Concerning integration, the consortium has demonstrated photonic waveguide could be used to couple light to and from the OM cavities, and that it was possible to use the SAW launcher platform to coherently drive the mechanical cavity, then detected thanks to the optomechanical interaction.
There has been a significant number of training (schools, PhD students and senior researchers exchanges among partners, etc) and dissemination activities.
"A new, more suitable, material platform has been successfully demonstrated. A Silicon wafer is first thermally oxidised after which an amorphous silicon layer is deposited by Low Pressure Chemical Vapour Deposition and annealed to tune the stress of the forming nanocrystalline‐Si (nc-Si) film. This platform could replace standard monocristallyne SOI wafers, much more expensive and constrained to specific top Si layer thickness. In this new platform, the consortium has demonstrated “phonon lasing” and other typical features of the self-pulsing coupled to optomechanics system. Self-pulsing frequencies overcome those achieved by the crystalline silicon OM nanobeam cavities, reaching record frequencies of 0.3 GHz so far. Indeed, mechanical amplification at 2.7 GHz has been recently demonstrated in a localized mode.
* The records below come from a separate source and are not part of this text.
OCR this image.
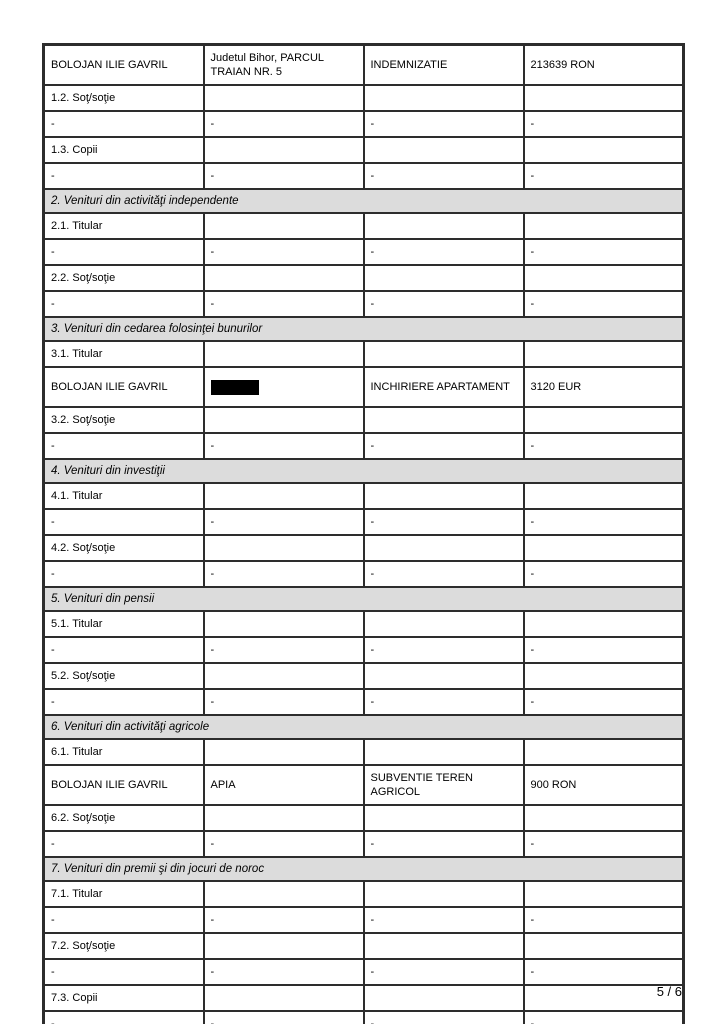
BOLOJAN ILIE GAVRIL	Judetul Bihor, PARCUL TRAIAN NR. 5	INDEMNIZATIE	213639 RON
1.2. Soţ/soţie			
-	-	-	-
1.3. Copii			
-	-	-	-
2. Venituri din activităţi independente			
2.1. Titular			
-	-	-	-
2.2. Soţ/soţie			
-	-	-	-
3. Venituri din cedarea folosinţei bunurilor			
3.1. Titular			
BOLOJAN ILIE GAVRIL		INCHIRIERE APARTAMENT	3120 EUR
3.2. Soţ/soţie			
-	-	-	-
4. Venituri din investiţii			
4.1. Titular			
-	-	-	-
4.2. Soţ/soţie			
-	-	-	-
5. Venituri din pensii			
5.1. Titular			
-	-	-	-
5.2. Soţ/soţie			
-	-	-	-
6. Venituri din activităţi agricole			
6.1. Titular			
BOLOJAN ILIE GAVRIL	APIA	SUBVENTIE TEREN AGRICOL	900 RON
6.2. Soţ/soţie			
-	-	-	-
7. Venituri din premii şi din jocuri de noroc			
7.1. Titular			
-	-	-	-
7.2. Soţ/soţie			
-	-	-	-
7.3. Copii			
-	-	-	-
5 / 6
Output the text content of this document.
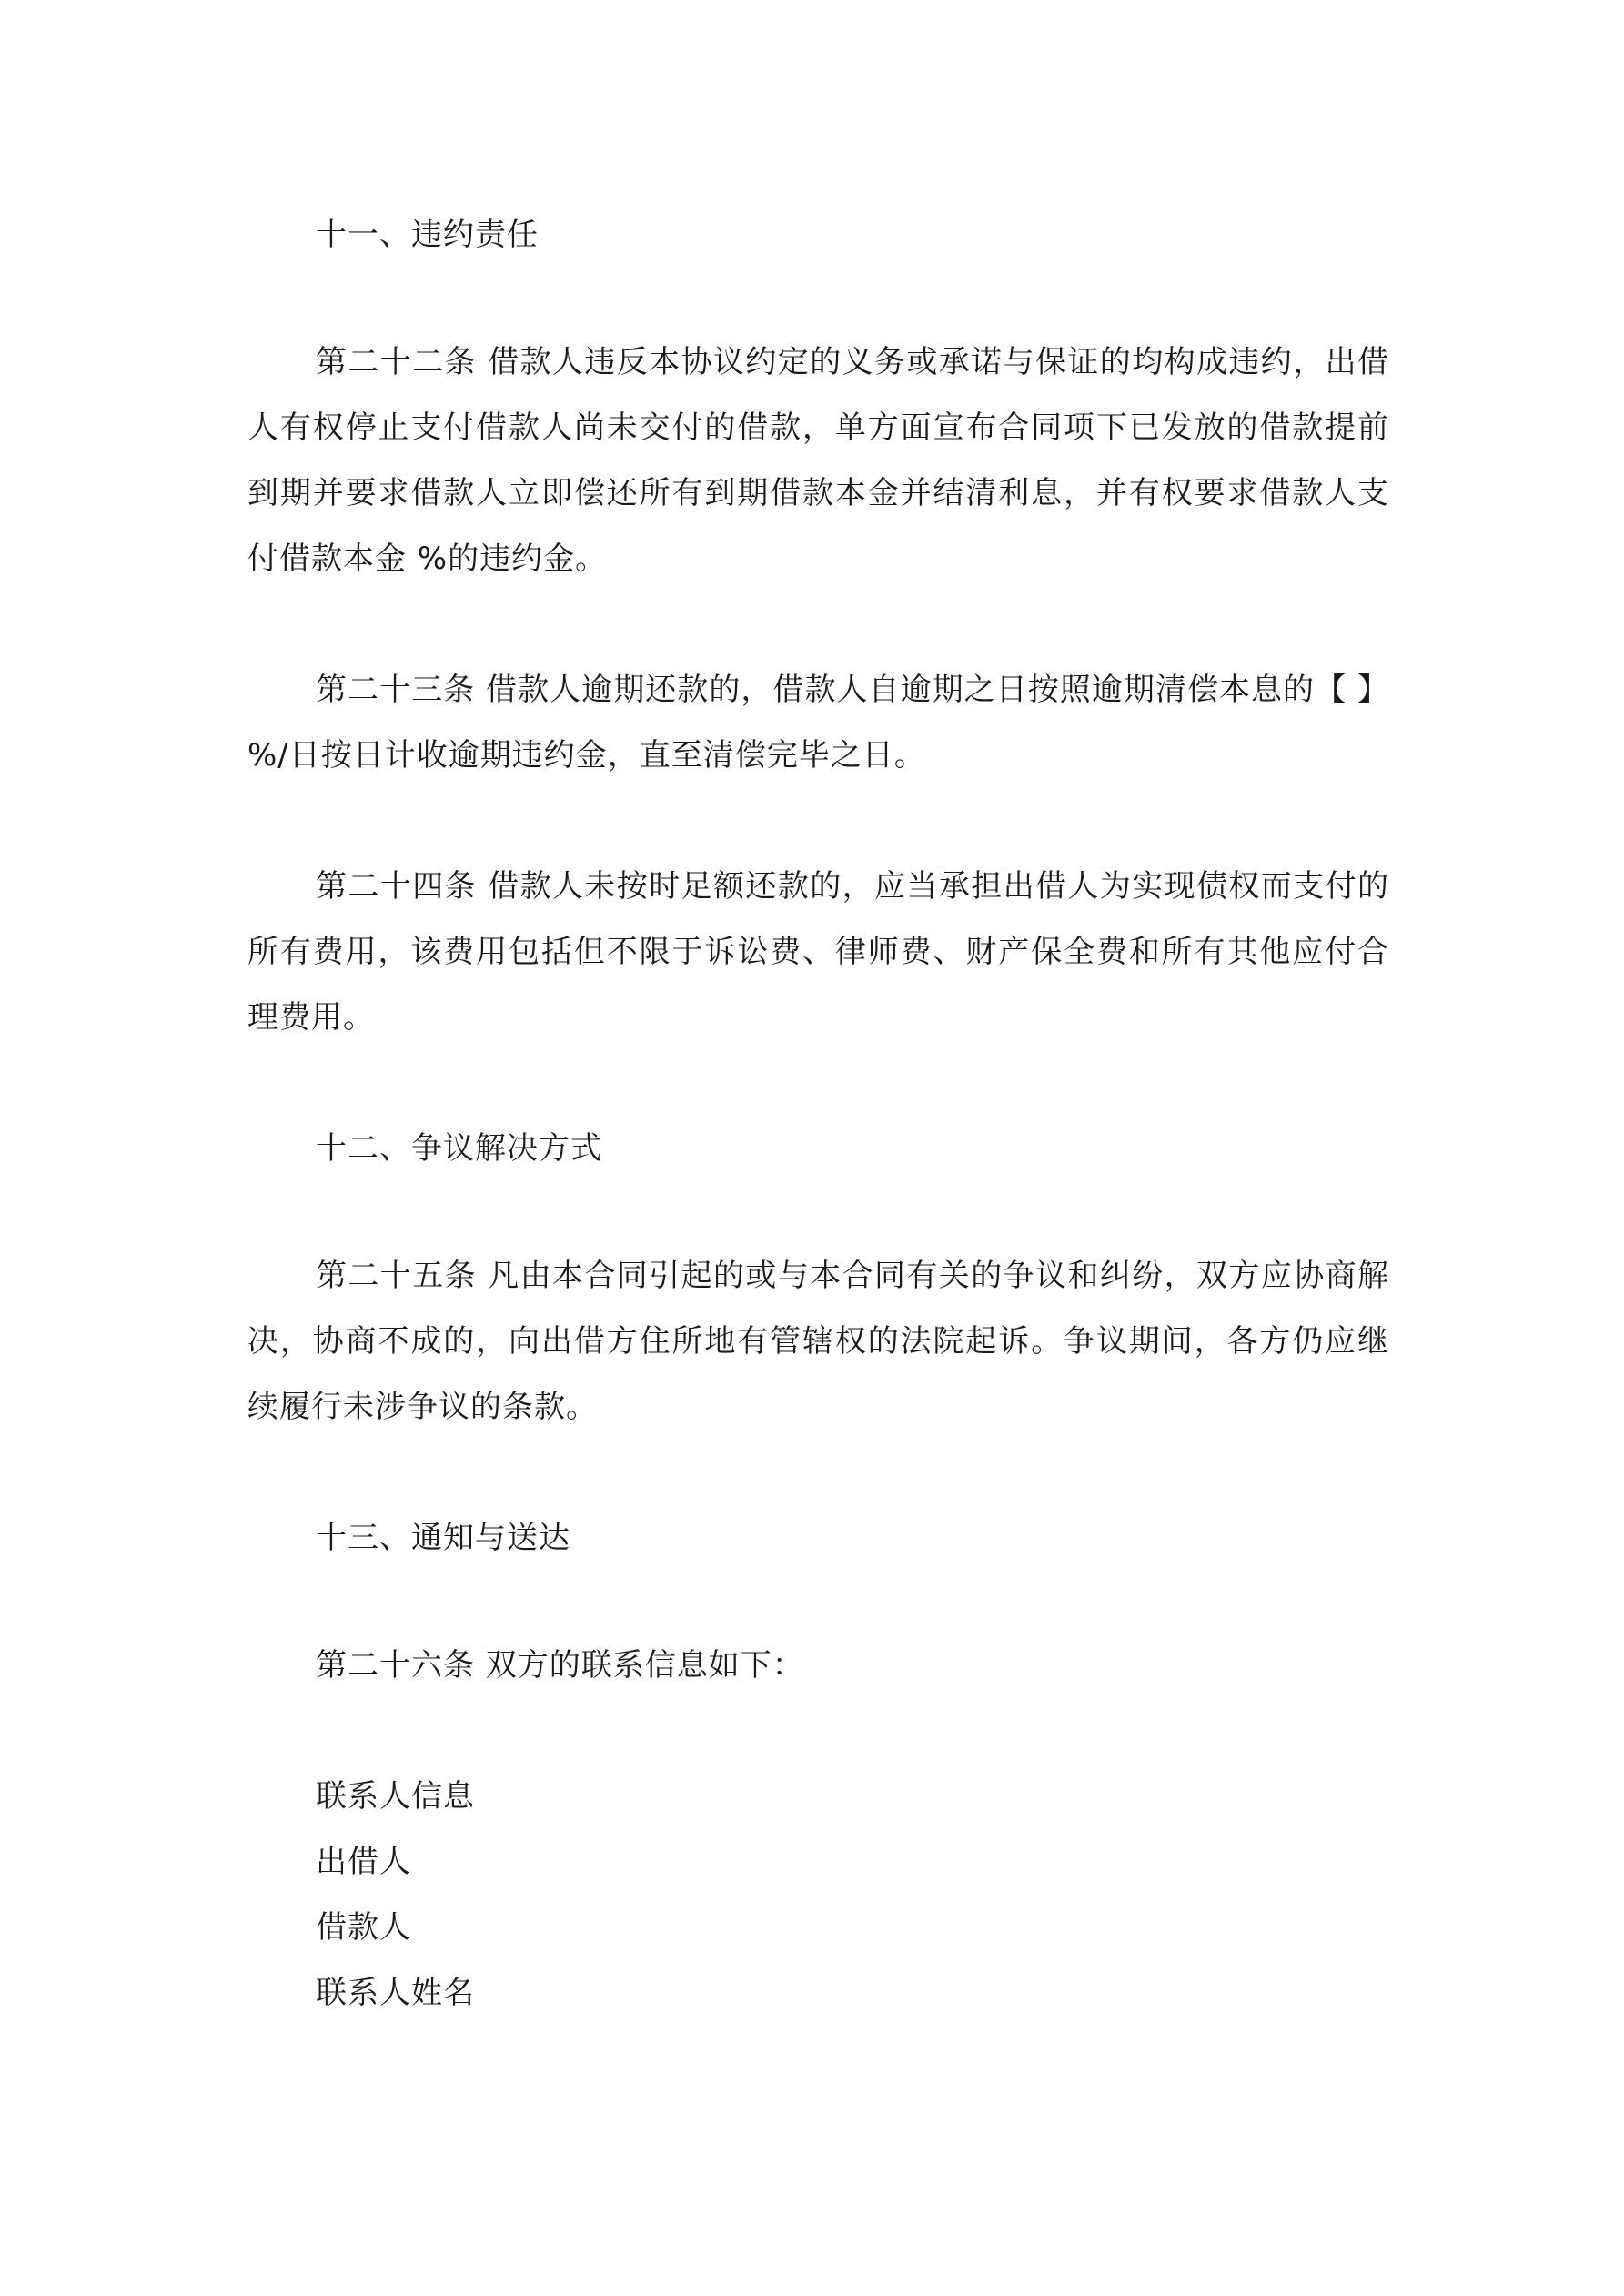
十一、违约责任

第二十二条 借款人违反本协议约定的义务或承诺与保证的均构成违约，出借人有权停止支付借款人尚未交付的借款，单方面宣布合同项下已发放的借款提前到期并要求借款人立即偿还所有到期借款本金并结清利息，并有权要求借款人支付借款本金 %的违约金。

第二十三条 借款人逾期还款的，借款人自逾期之日按照逾期清偿本息的【 】%/日按日计收逾期违约金，直至清偿完毕之日。

第二十四条 借款人未按时足额还款的，应当承担出借人为实现债权而支付的所有费用，该费用包括但不限于诉讼费、律师费、财产保全费和所有其他应付合理费用。

十二、争议解决方式

第二十五条 凡由本合同引起的或与本合同有关的争议和纠纷，双方应协商解决，协商不成的，向出借方住所地有管辖权的法院起诉。争议期间，各方仍应继续履行未涉争议的条款。

十三、通知与送达

第二十六条 双方的联系信息如下：

联系人信息

出借人

借款人

联系人姓名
Our consortium has proposed the first couples of OM cavities in which the interaction is purely mechanical, in which phonon detection and spontaneous synchronisation of the two ""phonon lasers"" were demonstrated, which can have application in pattern recognition and neuromorphic computing.
The consortium has also unveiled a complex dynamics, including chaos in the OM nanobeam cavities, controlled with the parameters of the excitation laser. This discovery might allow the codification of information by introducing chaos to mask an eventual signal in need to be secured.
The potential of optomechanical metasurfaces, for light polarimetry for instance, was an unexpected but highly competitive outcome of the project.
Beyond the broad scientific impact linked to microwave engineering, the outcomes can also potentially extend to provide relevant advances for light and ultrasound detection for Health applications. On a longer term, the research started in the project opens possibilities towards reducing the energy consumption of internet usage by using phonons for the low-speed-end of information processing."